A friend of mine reminded me yesterday that it's time to send in applications to Little Rock Junior Cotillion for our fifth graders. It took me by suprise for many reasons. First, how can my son possibly be old enough for this rite of passage? Second, I never in my wildest dreams imagined I'd have a child participating in the program.

Here are my memories of Cotillion, as previously published in Little Rock Soiree:

In early December 1982, tornadoes ripped through Little Rock and tore up the neighborhood where I lived. My block of North Pierce Street in The Heights was miraculously spared significant damage, but we were without power for nearly a week.

While this was fun at first, by the time Saturday night rolled around, I was in the middle of a real tween crisis. I was in sixth grade, after all, and what did every self-respecting sixth grader do every other Saturday night? We dressed up and attended Little Rock Junior Cotillion at the Little Rock Racquet Club.
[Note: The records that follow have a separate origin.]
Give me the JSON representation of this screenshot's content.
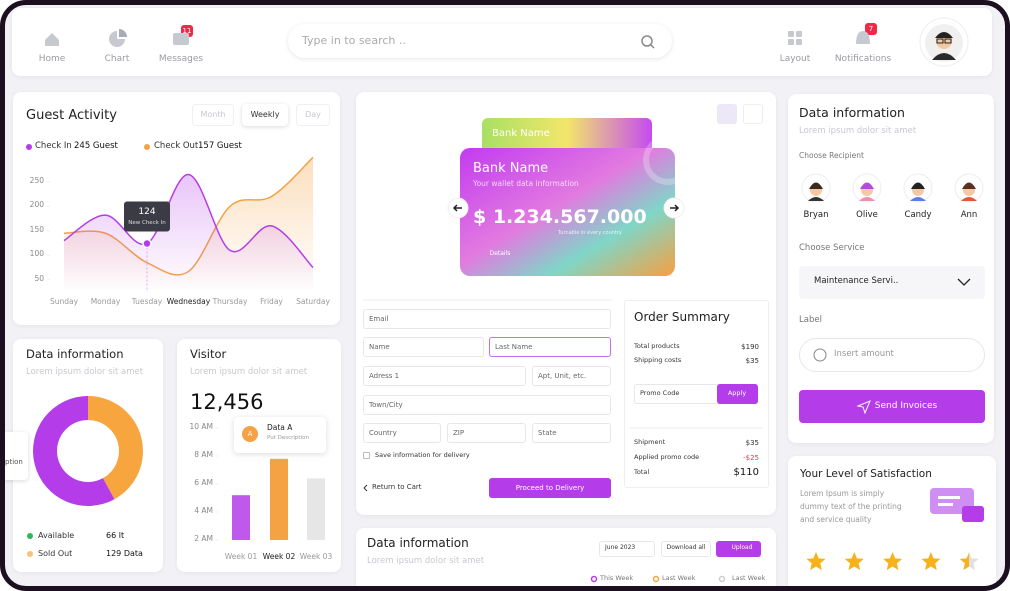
{
  "nav": {
    "items": [
      "Home",
      "Chart",
      "Messages"
    ],
    "messages_badge": 11,
    "search": "Type in to search ..",
    "right_items": [
      "Layout",
      "Notifications"
    ],
    "notifications_badge": 7
  },
  "guest_activity": {
    "title": "Guest Activity",
    "tabs": [
      "Month",
      "Weekly",
      "Day"
    ],
    "active_tab": 1,
    "chart_data": {
      "type": "line",
      "categories": [
        "Sunday",
        "Monday",
        "Tuesday",
        "Wednesday",
        "Thursday",
        "Friday",
        "Saturday"
      ],
      "highlight_category": 3,
      "series": [
        {
          "name": "Check In",
          "total": "245 Guest",
          "color": "#b43ce9",
          "values": [
            130,
            182,
            124,
            265,
            110,
            160,
            75
          ]
        },
        {
          "name": "Check Out",
          "total": "157 Guest",
          "color": "#f5a244",
          "values": [
            145,
            145,
            85,
            67,
            200,
            220,
            300
          ]
        }
      ],
      "ylim": [
        25,
        315
      ],
      "yticks": [
        250,
        200,
        150,
        100,
        50
      ],
      "tooltip": {
        "series": 0,
        "index": 2,
        "label": "New Check In"
      }
    }
  },
  "inventory": {
    "title": "Data information",
    "subtitle": "Lorem ipsum dolor sit amet",
    "clipped_label": "ption",
    "chart_data": {
      "type": "donut",
      "values": [
        42,
        58
      ],
      "colors": [
        "#f7a53f",
        "#b43ce9"
      ]
    },
    "legend": [
      {
        "name": "Available",
        "value": "66 lt",
        "color": "#2eb857"
      },
      {
        "name": "Sold Out",
        "value": "129 Data",
        "color": "#f7c27a"
      }
    ]
  },
  "visitor": {
    "title": "Visitor",
    "subtitle": "Lorem ipsum dolor sit amet",
    "total": "12,456",
    "chart_data": {
      "type": "bar",
      "categories": [
        "Week 01",
        "Week 02",
        "Week 03"
      ],
      "values": [
        5.2,
        7.8,
        6.4
      ],
      "colors": [
        "#b43ce9",
        "#f5a244",
        "#e2e2e2"
      ],
      "highlight": 1,
      "ylim": [
        2,
        10.5
      ],
      "yticks": [
        {
          "value": 10,
          "label": "10 AM"
        },
        {
          "value": 8,
          "label": "8 AM"
        },
        {
          "value": 6,
          "label": "6 AM"
        },
        {
          "value": 4,
          "label": "4 AM"
        },
        {
          "value": 2,
          "label": "2 AM"
        }
      ],
      "tooltip": {
        "badge": "A",
        "title": "Data A",
        "text": "Put Description"
      }
    }
  },
  "card": {
    "back_name": "Bank Name",
    "name": "Bank Name",
    "info": "Your wallet data information",
    "balance": "$ 1.234.567.000",
    "note": "Turnable in every country",
    "button": "Details"
  },
  "form": {
    "email": "Email",
    "name": "Name",
    "last_name": "Last Name",
    "address": "Adress 1",
    "apt": "Apt, Unit, etc.",
    "town": "Town/City",
    "country": "Country",
    "zip": "ZIP",
    "state": "State",
    "save": "Save information for delivery",
    "back": "Return to Cart",
    "submit": "Proceed to Delivery"
  },
  "order": {
    "title": "Order Summary",
    "rows": [
      [
        "Total products",
        "$190"
      ],
      [
        "Shipping costs",
        "$35"
      ]
    ],
    "promo": "Promo Code",
    "apply": "Apply",
    "rows2": [
      [
        "Shipment",
        "$35"
      ],
      [
        "Applied promo code",
        "-$25"
      ]
    ],
    "total": [
      "Total",
      "$110"
    ]
  },
  "invoice": {
    "title": "Data information",
    "subtitle": "Lorem ipsum dolor sit amet",
    "recipient_label": "Choose Recipient",
    "recipients": [
      "Bryan",
      "Olive",
      "Candy",
      "Ann"
    ],
    "service_label": "Choose Service",
    "service": "Maintenance Servi..",
    "label_label": "Label",
    "amount": "Insert amount",
    "send": "Send Invoices"
  },
  "satisfaction": {
    "title": "Your Level of Satisfaction",
    "text": "Lorem Ipsum is simply dummy text of the printing and service quality",
    "rating": 4.5,
    "max": 5
  },
  "bottom": {
    "title": "Data information",
    "subtitle": "Lorem ipsum dolor sit amet",
    "month": "June 2023",
    "download": "Download all",
    "upload": "Upload",
    "legend": [
      {
        "name": "This Week",
        "color": "#b43ce9"
      },
      {
        "name": "Last Week",
        "color": "#f5a244"
      },
      {
        "name": "Last Week",
        "color": "#cccccc"
      }
    ]
  }
}
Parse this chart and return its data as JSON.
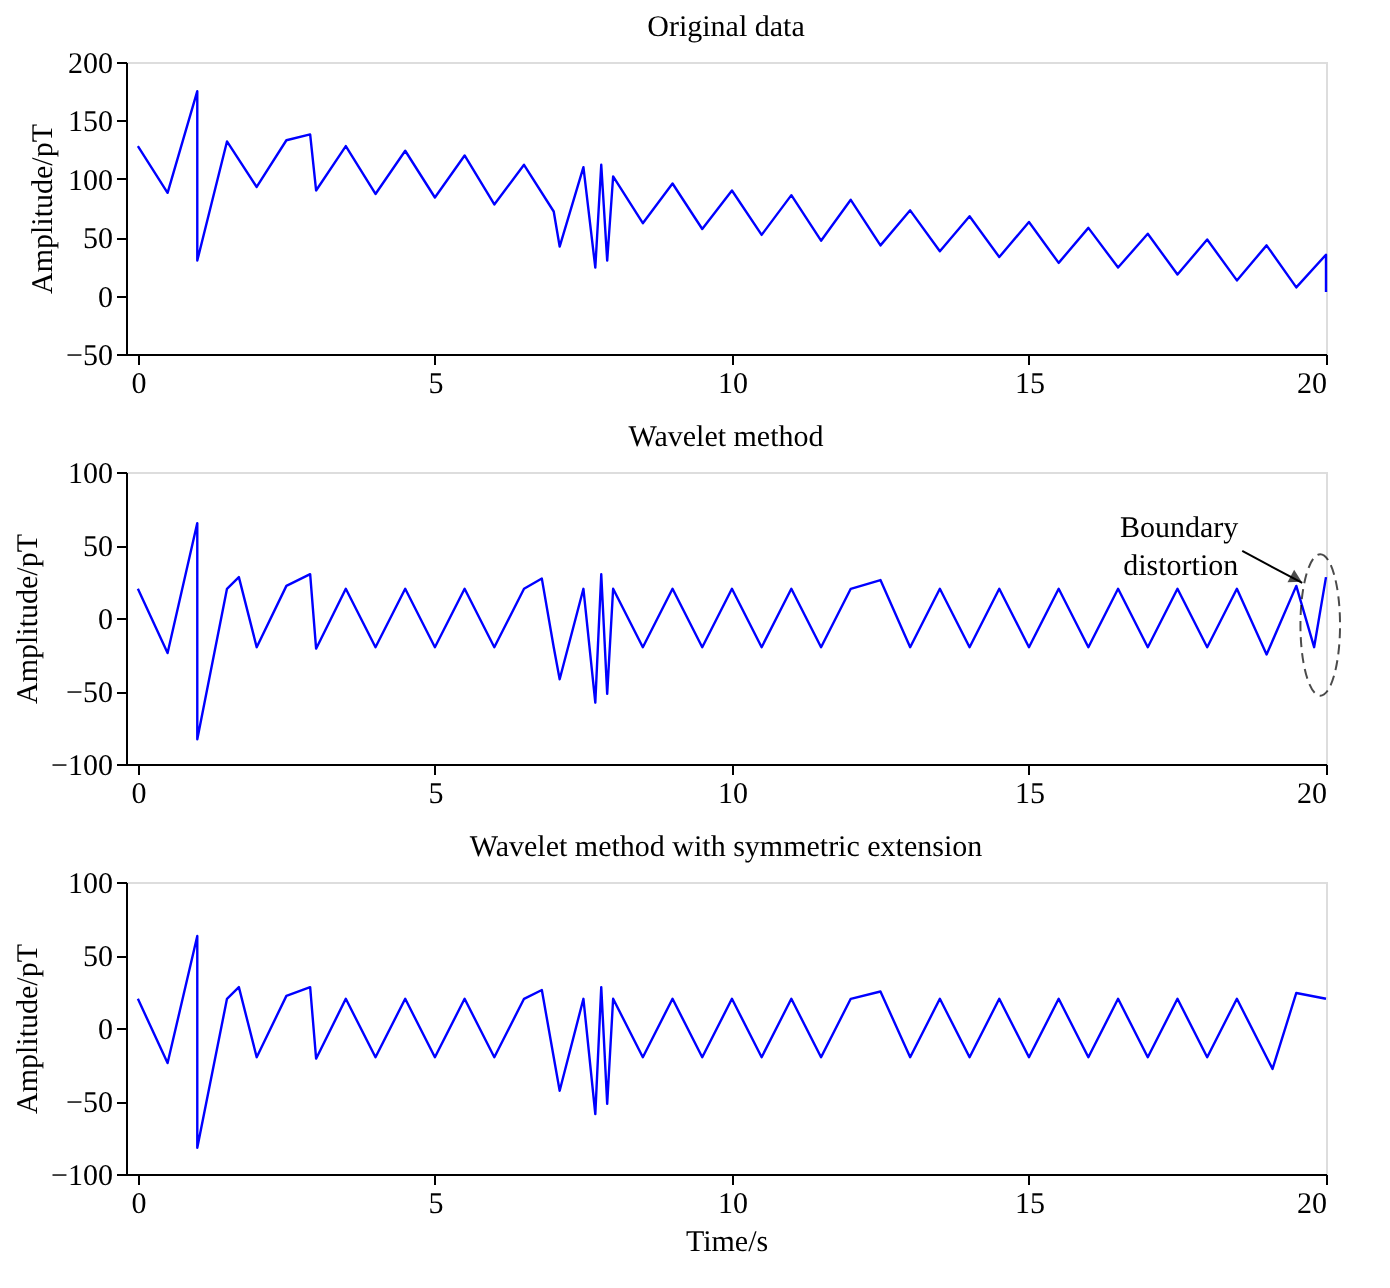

Cotillion was quite a big deal in those years and from what I understand is still going strong today. Mrs. Ellen Butts founded the program in 1948 as a method of teaching good manners, social graces and dance steps to children in grades 6-9. You had to apply to be accepted, and there was really no guarantee that you'd get in. Preference was given to legacies, and luckily I was one. The story goes that in fifth grade I said to my mom, "I'm sure to get into Cotillion, 'cause I'm a legend." To which she casually replied, "No dear, you are a legacy. Your father is the legend."

The thrill of those early days of Cotillion is almost indescribable. The new dresses -- fabulously frothy ones with lots of taffeta and ruffles. The new shoes -- high heels with open toes. The panty hose -- a lovely shade of "nude." The white gloves -- required by Mrs. Butts and with a pearl button that fastened on the inside of the wrist. I was also the lucky recipient of a hand-me-down rabbit's fur coat from my next-door neighbor. Such glamour!

So on this night, standing in my mother's bathroom by the soft glow of the camping lantern, I was completely beside myself. "How am I going to curl my hair?" I whined to my mother, who was trying valiantly to convince me that this was some great adventure. "How am I going to put on my eye shadow?"

Mother gathered up all my things and drove me to my grandparent's house that blessedly had power. There, in my grandmother's pink tile bathroom amidst embroidered hand towels and hand soaps in the shape of roses, I completed my routine of tightly curling my bangs into a configuration resembling a roll of coins and carefully covering my eyelids in iridescent blue and pink eye shadows mere minutes before the carpool arrived.

As our carpool made its way down Cantrell to Foxcroft, my friends and I were all atwitter. Who would we dance with? What boys would talk to us? Would we get to do the Military Shuffle?

I still remember the glow of the upper room of the Racquet Club as we rounded the corner for drop off that night. The nervous anticipation as we ascended the stairs, pausing to shake Mrs. Butt's gloved hand before taking our place along the wall. Girls on the left. Boys on the right. A drum beat announced the start of the Grand March. And we began.